Op de gemeentelijke website van Wezembeek-Oppem op mijn scherm staat nog altijd ‘choix de rôle linguistique’ genotuleerd. Men kan daar dus nog altijd een taalregistratie aanleggen, waardoor we kunnen besluiten dat die gemeente de omzendbrief-Peeters en de omzendbrief-Keulen met de voeten treedt.
Wat Linkebeek betreft, zal dit eens grondiger moeten worden nagegaan. Ik heb al wat opzoekingswerk gedaan, maar in de gemeente Linkebeek, die toch wel een reputatie heeft ter zake, heb ik niet onmiddellijk een taalregistratie gevonden.
U zegt nu dat u een assertieve houding zult aannemen, u hebt dat in uw vorige antwoord ook al gezegd.

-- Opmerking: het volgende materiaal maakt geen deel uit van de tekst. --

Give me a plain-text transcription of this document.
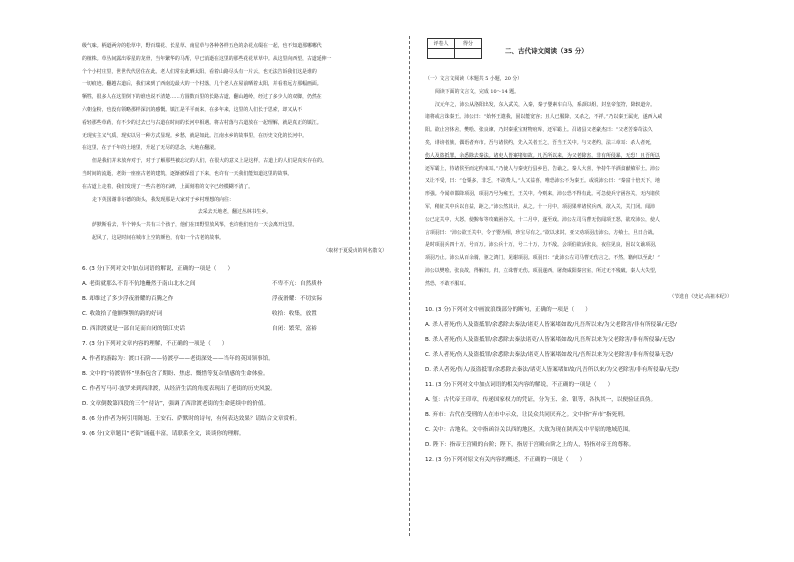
级气味。柄道两旁的松草中，野百瑞花、长星草、南星草与各种各样五色的杂花点缀在一起，也不知道那哪哪代

的植株。草丛间露出零星的龙骨，当年繁华的马帮，早已消逝在这里的那些花花草草中。从这里向西望，古道延伸一

个个小村庄里，世世代代居住在此。老人们常在此晒太阳，看着山路尽头有一片云，也无法告诉我们这是谁的

一切痕迹。翻越古道后，我们来到了西南边最大的一个村落，几个老人在屋前晒着太阳，并看着远方那幅画面。

牺牲，很多人在这里倒下的谁也说不清楚……方圆数百里的长路古道，翻山越岭，经过了多少人的双脚，仍然在

六朝金粉，也没有领略那样深沉的感慨。镇江是平平而来，在多年来，这里的人们长于思索，却又从不

看轻那些草药，有不少的过去已与古道在时间的长河中相遇。将古村落与古道放在一起理解，就是真正的镇江。

无现实主义气质，现实以另一种方式显现。乡愁，就是如此。江南水乡的故事里，在历史文化的长河中。

在这里，在子千年的土地里，升起了无尽的思念，大地在翻滚。

但是我们并未放弃对于，对于了解那些被忘记的人们，在很大的意义上是这样，古道上的人们是真实存在的。

当时间的流逝，老街一座座古老的建筑，逐渐被保留了下来，也许有一天我们能知道这里的故事。

在古道上走着，我们发现了一些古老的石碑，上面刻着的文字已经模糊不清了。

走下英国谢菲尔德的街头，我发现那是大家对于乡村理想的向往：

去采去天地老，翻过丛林书生乡。

萨默斯看去，半个钟头一共有三个孩子，他们在田野里放风筝，也许他们也有一天会离开这里。

起风了，这是时间在城市上空的颜色，有如一个古老的故事。

（取材于夏爱贞的同名散文）

6. (3 分)下列对文中加点词语的解说，正确的一项是（　　）

A. 老街就那么不肯不伉地矗然于南山北水之间	不卑不亢：自然质朴

B. 却维过了多少浮夜滑耀的百腾之作	浮夜滑耀：不切实际

C. 收敛拾了他额颚颚的韵的好词	收拾：收集，放置

D. 西津渡就是一部自足而自闭的镇江史话	自闭：繁荣，富裕

7. (3 分)下列对文章内容的理解，不正确的一项是（　　）

A. 作者的游踪为：渡口石阶——待渡亭——老街深处——当年的英国领事馆。

B. 文中的“待渡情怀”里指包含了期盼、焦虑、慨惜等复杂情感的生命体验。

C. 作者写马可·波罗来到西津渡，从经济生活的角度表现出了老街的历史风貌。

D. 文章倒数第四段的三个“待访”，强调了西津渡老街的生命延续中的价值。

8. (6 分)作者为何引用陈旭、王安石、萨默时的诗句，有何表达效果？请结合文章赏析。

9. (6 分)文章题目“老街”诵蕴丰富，请联系全文，谈谈你的理解。

评卷人	得分

二、古代诗文阅读（35 分）

（一）文言文阅读（本题共 5 小题，20 分）

阅读下面的文言文，完成 10～14 题。

汉元年之，沛公从洛阳出发，东入武关，入秦，秦子婴素车白马，系颈以组，封皇帝玺符，降轵道旁。

诸将或言诛秦王。沛公曰：“始怀王遣我，固以能宽容；且人已服降，又杀之，不祥。”乃以秦王属吏，遂西入咸

阳。欲止宫休舍，樊哙、张良谏，乃封秦重宝财物府库，还军霸上。召诸县父老豪杰曰：“父老苦秦苛法久

矣，诽谤者族，偶语者弃市。吾与诸侯约，先入关者王之，吾当王关中。与父老约，法三章耳：杀人者死，

伤人及盗抵罪。余悉除去秦法。诸吏人皆案堵如故。凡吾所以来，为父老除害，非有所侵暴，无恐！且吾所以

还军霸上，待诸侯至而定约束耳。”乃使人与秦吏行县乡邑，告谕之。秦人大喜，争持牛羊酒食献飨军士。沛公

又让不受，曰：“仓粟多，非乏，不欲费人。”人又益喜，唯恐沛公不为秦王。或说沛公曰：“秦富十倍天下，地

形强。今闻章邯降项羽，项羽乃号为雍王，王关中。今则来，沛公恐不得有此。可急使兵守函谷关，无内诸侯

军，稍征关中兵以自益，距之。”沛公然其计，从之。十一月中，项羽果率诸侯兵西，欲入关，关门闭。闻沛

公已定关中，大怒，使黥布等攻破函谷关。十二月中，遂至戏。沛公左司马曹无伤闻项王怒，欲攻沛公，使人

言项羽曰：“沛公欲王关中，令子婴为相，珍宝尽有之。”欲以求封。亚父劝项羽击沛公。方飨士，旦日合战。

是时项羽兵四十万，号百万。沛公兵十万，号二十万，力不敌。会项伯欲活张良，夜往见良，因以文谕项羽，

项羽乃止。沛公从百余骑，驱之鸿门，见谢项羽。项羽曰：“此沛公左司马曹无伤言之。不然，籍何以至此！”

沛公以樊哙、张良故，得解归。归，立诛曹无伤。项羽遂西，屠烧咸阳秦宫室，所过无不残破。秦人大失望，

然恐，不敢不服耳。

（节选自《史记·高祖本纪》）

10. (3 分)下列对文中画波浪线部分的断句，正确的一项是（　　）

A. 杀人者死/伤人及盗抵罪/余悉除去秦法/诸吏人皆案堵如故/凡吾所以来/为父老除害/非有所侵暴/无恐/

B. 杀人者死/伤人及盗抵罪/余悉除去秦法诸吏/人皆案堵如故/凡吾所以来为父老除害/非有所侵暴/无恐/

C. 杀人者死/伤人及盗抵罪/余悉除去秦法/诸吏人皆案堵如故凡/吾所以来为父老除害/非有所侵暴无恐/

D. 杀人者死/伤人/及盗抵罪/余悉除去秦法/诸吏人皆案堵如故/凡吾所以来/为父老除害/非有所侵暴/无恐/

11. (3 分)下列对文中加点词语的相关内容的解说，不正确的一项是（　　）

A. 玺：古代帝王印章，传递国家权力的凭证，分为玉、金、银等，各执其一，以便验证真伪。

B. 弃市：古代在受刑的人在市中示众，让民众共同厌弃之。文中指“弃市”指死刑。

C. 关中：古地名。文中指函谷关以西的地区，大致为现在陕西关中平原的地域范围。

D. 陛下：指帝王宫殿的台阶；陛下，指居于宫殿台阶之上的人，特指对帝王的尊称。

12. (3 分)下列对原文有关内容的概述，不正确的一项是（　　）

Maar de vraag is natuurlijk hoe die assertieve houding zich zal veruitwendigen en welke stappen u concreet zult zetten om die omzendbrieven te doen respecteren. Wat zullen die stappen inhouden?

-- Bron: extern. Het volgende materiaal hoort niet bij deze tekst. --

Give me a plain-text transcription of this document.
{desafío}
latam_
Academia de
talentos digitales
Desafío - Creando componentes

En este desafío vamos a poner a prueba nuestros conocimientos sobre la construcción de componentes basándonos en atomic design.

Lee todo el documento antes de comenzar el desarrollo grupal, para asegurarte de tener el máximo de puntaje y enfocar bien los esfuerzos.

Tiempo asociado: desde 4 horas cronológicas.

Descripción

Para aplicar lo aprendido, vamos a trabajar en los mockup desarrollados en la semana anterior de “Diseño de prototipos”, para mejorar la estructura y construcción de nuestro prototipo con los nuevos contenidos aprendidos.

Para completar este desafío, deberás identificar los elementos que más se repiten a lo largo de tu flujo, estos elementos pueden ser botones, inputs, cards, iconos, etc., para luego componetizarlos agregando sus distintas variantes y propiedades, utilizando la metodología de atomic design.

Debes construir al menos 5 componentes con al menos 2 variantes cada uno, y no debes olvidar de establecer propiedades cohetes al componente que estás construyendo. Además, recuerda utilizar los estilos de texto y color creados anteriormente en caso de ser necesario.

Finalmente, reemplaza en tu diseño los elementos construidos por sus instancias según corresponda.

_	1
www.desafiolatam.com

Na decennia francofoon gedrag weten we – en zeker uw voorgangster, toenmalig minister Homans – dat aansporingen, onderzoeken of schouderklopjes weinig soelaas brengen. Er is nood aan vernietigingsbesluiten waarbij die beleidsdaden die zijn gesteld, teniet worden gedaan. Ik hoorde u net in een vorig antwoord zeggen dat u een groot empathisch vermogen hebt. Welnu, ik hoop dat u dat empathisch vermogen ook hebt voor de Vlaamse gemeenschap in de Rand.
Minister Somers heeft het woord.
Ik wil nog even verduidelijken dat mijn houding niet is ingegeven door een nationalistische overtuiging. Je moet geen nationalist zijn om deze overtreding van de taalwetgeving als onaanvaardbaar te beschouwen. De taalwetgeving moet gerespecteerd worden omdat we in een democratische rechtstaat leven. Die taalwetgeving maakt ook deel uit van onze institutionele en staatkundige orde. Vanuit die twee invalshoeken benader ik het probleem en de uitdaging. En ik vind dat je daar inderdaad assertief moet zijn. Ook mensen die bestuursverantwoordelijkheid hebben, hebben daar de eerste verantwoordelijkheid in. Lokale bestuurders, burgemeesters en schepenen, moeten als eersten die rechtstaat respecteren, zij belichamen die. Dat is mijn uitgangspunt.
Hoe treed ik daartegen op? Het is evident dat ook mijn optreden zich in die rechtstaat moet situeren.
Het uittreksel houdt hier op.